Procès de la semaine : Me Ziane et Kastit à la barre

Enass media proces

Les procès contre des personnalités publiques liés « l’expression de leurs opinions » s’enchainent au Maroc. Cette semaine, Hamid Mahdaoui, Mohamed Ziane et Redouane Kastit ont comparu devant différentes juridictions au Maroc. Le point.

Comme chaque semaine les procès « d’opinion » et comptant des personnalités publiques (journalistes ou activistes) a démarré par une audience du journaliste Hamid Mahdaoui, désormais abonnés à ce type de procès, en raison des multiples procès en cours à son encontre.

El Mahdaoui, procès en série

Le tribunal de première instance de Rabat a décidé, le mardi 22 avril, de reporter au 6 mai 2025 les deux procès du journaliste Hamid El Mahdaoui, directeur de publication du “site Badil”. Ces procédures font suite à deux nouvelles plaintes déposées contre lui par le ministre de la Justice, Abdellatif Ouahbi.

Dans la troisième plainte, El Mahdaoui est poursuivi en vertu “des articles 72, 83, 84 et 89 de la loi n° 88.13 relative à la presse et à l’édition”. La deuxième plainte, quant à elle, repose sur “des accusations relevant du Code pénal”, également instruites par le même tribunal.

El Mahdaoui a déjà été condamné à un an et demi de prison ferme et à une amende de 1,5 MDH.

Pour rappel, le journaliste a déjà été condamné à un an et demi de prison ferme et à une amende de 1,5 million de dirhams dans une première affaire initiée par le même ministre, en cours d’examen en appel.

Me Ziane : Le calvaire judiciaire se poursuit

La semaine s’est poursuivie sur les chapeaux de roues. Le 23 avril, la Cour d’appel de Rabat a ajourné le procès de l’ancien ministre des Droits de l’Homme et bâtonnier, Me Mohamed Ziane, au 7 mai 2025 pour entamer l’étude du fond du dossier. 

En juillet 2024, Ziane a été condamné par le tribunal de première instance à Rabat à cinq ans de prison pour « détournement de fonds publics alloués à des partis politiques ».

Me Ziane, 83 ans, avait déjà été condamné à trois ans de prison. 

Me Ziane, 83 ans, avait déjà été condamné à trois ans de prison à la suite d’une plainte déposée par le ministère de l’Intérieur, avant que ce deuxième procès ne soit ajouté. 

Les défenseurs des droits de l’homme, tant au niveau national qu’international, estiment que Ziane « paie le prix de ses opinions critiques à l’égard des autorités marocaines ».

Le procès en appel du Kastit : En attendant le début du procès en Appel 

La Cour d’appel de Tanger a ajourné aujourd’hui le procès du blogueur et activiste anti-normalisation avec Israël Redouane Kastit au 30 avril 2025, pour préparer et coordonner sa défense.

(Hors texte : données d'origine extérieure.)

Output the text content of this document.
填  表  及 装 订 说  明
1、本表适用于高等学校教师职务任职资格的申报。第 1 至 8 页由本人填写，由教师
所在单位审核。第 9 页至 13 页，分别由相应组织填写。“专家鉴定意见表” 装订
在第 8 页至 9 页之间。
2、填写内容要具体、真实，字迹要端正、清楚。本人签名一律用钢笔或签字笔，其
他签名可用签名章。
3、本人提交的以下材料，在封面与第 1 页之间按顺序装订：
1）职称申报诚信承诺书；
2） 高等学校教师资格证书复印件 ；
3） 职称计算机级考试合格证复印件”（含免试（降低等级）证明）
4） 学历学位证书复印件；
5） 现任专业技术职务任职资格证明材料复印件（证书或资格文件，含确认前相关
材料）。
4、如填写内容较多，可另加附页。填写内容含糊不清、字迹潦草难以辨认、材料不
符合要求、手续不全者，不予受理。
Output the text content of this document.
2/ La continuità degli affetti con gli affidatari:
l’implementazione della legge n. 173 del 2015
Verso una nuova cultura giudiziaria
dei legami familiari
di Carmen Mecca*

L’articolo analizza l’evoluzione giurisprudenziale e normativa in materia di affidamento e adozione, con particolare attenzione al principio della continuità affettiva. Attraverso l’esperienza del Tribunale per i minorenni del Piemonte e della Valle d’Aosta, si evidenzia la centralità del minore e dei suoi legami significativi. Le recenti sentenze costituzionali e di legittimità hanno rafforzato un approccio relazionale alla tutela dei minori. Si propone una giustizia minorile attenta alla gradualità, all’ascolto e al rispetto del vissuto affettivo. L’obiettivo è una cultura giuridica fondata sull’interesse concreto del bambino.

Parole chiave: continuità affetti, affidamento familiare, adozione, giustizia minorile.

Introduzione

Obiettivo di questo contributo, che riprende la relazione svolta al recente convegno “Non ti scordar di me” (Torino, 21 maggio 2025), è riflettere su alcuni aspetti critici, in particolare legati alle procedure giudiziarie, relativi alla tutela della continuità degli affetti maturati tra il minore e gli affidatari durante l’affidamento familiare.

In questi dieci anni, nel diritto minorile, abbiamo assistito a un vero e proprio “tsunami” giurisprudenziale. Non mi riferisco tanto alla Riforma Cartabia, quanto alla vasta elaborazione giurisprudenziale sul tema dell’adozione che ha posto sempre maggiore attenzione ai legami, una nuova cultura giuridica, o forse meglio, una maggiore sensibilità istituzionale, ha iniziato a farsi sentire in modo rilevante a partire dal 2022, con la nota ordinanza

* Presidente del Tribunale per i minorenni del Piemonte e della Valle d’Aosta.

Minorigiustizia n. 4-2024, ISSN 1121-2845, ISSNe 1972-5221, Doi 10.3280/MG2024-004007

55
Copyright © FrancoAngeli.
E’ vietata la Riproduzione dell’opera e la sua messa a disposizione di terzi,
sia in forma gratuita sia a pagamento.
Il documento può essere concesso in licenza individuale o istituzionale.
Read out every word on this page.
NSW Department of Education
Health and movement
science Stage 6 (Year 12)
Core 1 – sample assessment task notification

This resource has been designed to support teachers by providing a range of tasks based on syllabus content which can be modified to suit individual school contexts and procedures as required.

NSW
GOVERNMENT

Contre Kastit, le tribunal de première instance de Tanger avait déjà prononcé une peine de deux ans de prison ferme le 10 mars.

Il est à noter que le tribunal de première instance de Tanger avait déjà prononcé une peine de deux ans de prison ferme le 10 mars 2025 pour ses activités de solidarité avec les victimes du génocide à Gaza.

A lire aussi : Une lourde peine de deux ans de prison pour le blogueur Radouane Kastit

La peine a été prononcée suites d’un certain nombre d’accusations, notamment : « insulte à des fonctionnaires dans l’exercice de leurs fonctions, diffamation d’un organisme organisé, incitation à la commission d’un crime par voie électronique et incitation à la discrimination et à la haine ».

La décision rendue contre Kastit a suscité une vague de mécontentement, et les militants des droits de l’homme l’ont considérée comme une « décision politique contre l’activiste en raison de l’expression de ses opinions ».